Osborn esperó el tiempo suficiente para que McVey sintiera que no le era nada fácil hablar de ello.
– Se está follando al Primer Ministro de Francia -dijo, en voz baja.
McVey lo miró fijo un instante. Era la respuesta correcta, la que él buscaba. Si Osborn estaba escondiendo algo, McVey no sabía qué era.
– Ya se me pasará. Estoy seguro que un día me reiré de todo esto. Pero ahora no.
La respuesta de Osborn era razonable, incluso algo sentimental.
– ¿Le parece suficientemente personal? -le preguntó.
Capítulo 24
McVey salió del hotel y cruzó la calle hasta su coche. Tenía una doble corazonada. Una era que Osborn no tenía nada que ver con el asesinato de Londres, y dos, que realmente sentía algo por Vera Monneray, independientemente de con quién estuviera acostándose.
Cerró la puerta del Opel, se colocó el cinturón y puso en marcha el motor. Encendió los limpiaparabrisas para ver en medio de una lluvia que no paraba, giró en medio de la calzada para cambiar de sentido y volvió a su hotel. Osborn no había reaccionado muy diferente a como reacciona la mayoría de la gente cuando la interroga la policía, sobre todo cuando se es inocente.
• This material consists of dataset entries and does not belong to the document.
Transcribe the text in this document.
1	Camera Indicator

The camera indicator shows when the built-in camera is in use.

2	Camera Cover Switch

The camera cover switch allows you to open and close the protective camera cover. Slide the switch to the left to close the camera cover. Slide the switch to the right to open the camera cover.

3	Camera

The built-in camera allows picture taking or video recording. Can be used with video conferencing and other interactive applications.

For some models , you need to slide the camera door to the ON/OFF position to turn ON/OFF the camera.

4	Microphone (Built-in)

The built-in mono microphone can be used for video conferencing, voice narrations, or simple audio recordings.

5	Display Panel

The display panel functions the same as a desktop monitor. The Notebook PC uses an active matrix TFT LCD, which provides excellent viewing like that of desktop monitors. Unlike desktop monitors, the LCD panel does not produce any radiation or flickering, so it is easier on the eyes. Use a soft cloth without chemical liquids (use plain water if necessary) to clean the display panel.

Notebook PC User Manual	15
La gama de reacciones solía ir desde el impacto emocional al temor, a la indignación, que la mayoría de las veces terminaba en ira, a veces con la amenaza de demandar al inspector o incluso a todo el Departamento de Policía. O terminaba en una amable conversación en la que el policía explicaba que sus preguntas no eran nada personal, que sólo tenía que hacer su trabajo. Luego pedía perdón por su intromisión y se retiraba. Y eso era lo que había hecho él.
Osborn no era su hombre. Podía pensar en Vera Monneray como una lejana posibilidad. Tenía una formación médica y, probablemente, experiencia en cirugía. Bajo esa luz, coincidía con el perfil del asesino y había estado en Londres durante el último crimen. Pero ella y Osborn tendrían entonces la coartada de lo que habían estado haciendo. Podían haber estado enfermos, como declaraba Osborn, o podían haber pasado todo el tiempo engañándose mutuamente. Si ella había salido un par de horas, y nadie en el hotel la había visto, Osborn, que se creía enamorado, la cubriría, aunque hubiese salido. Además, McVey sabía que si la buscaba en los archivos, encontraría un expediente vacío. Sobre todo, Lebrun se encontraría en una situación delicada, y podía terminar poniendo en ridículo no sólo al Cuerpo de Policía sino a toda Francia.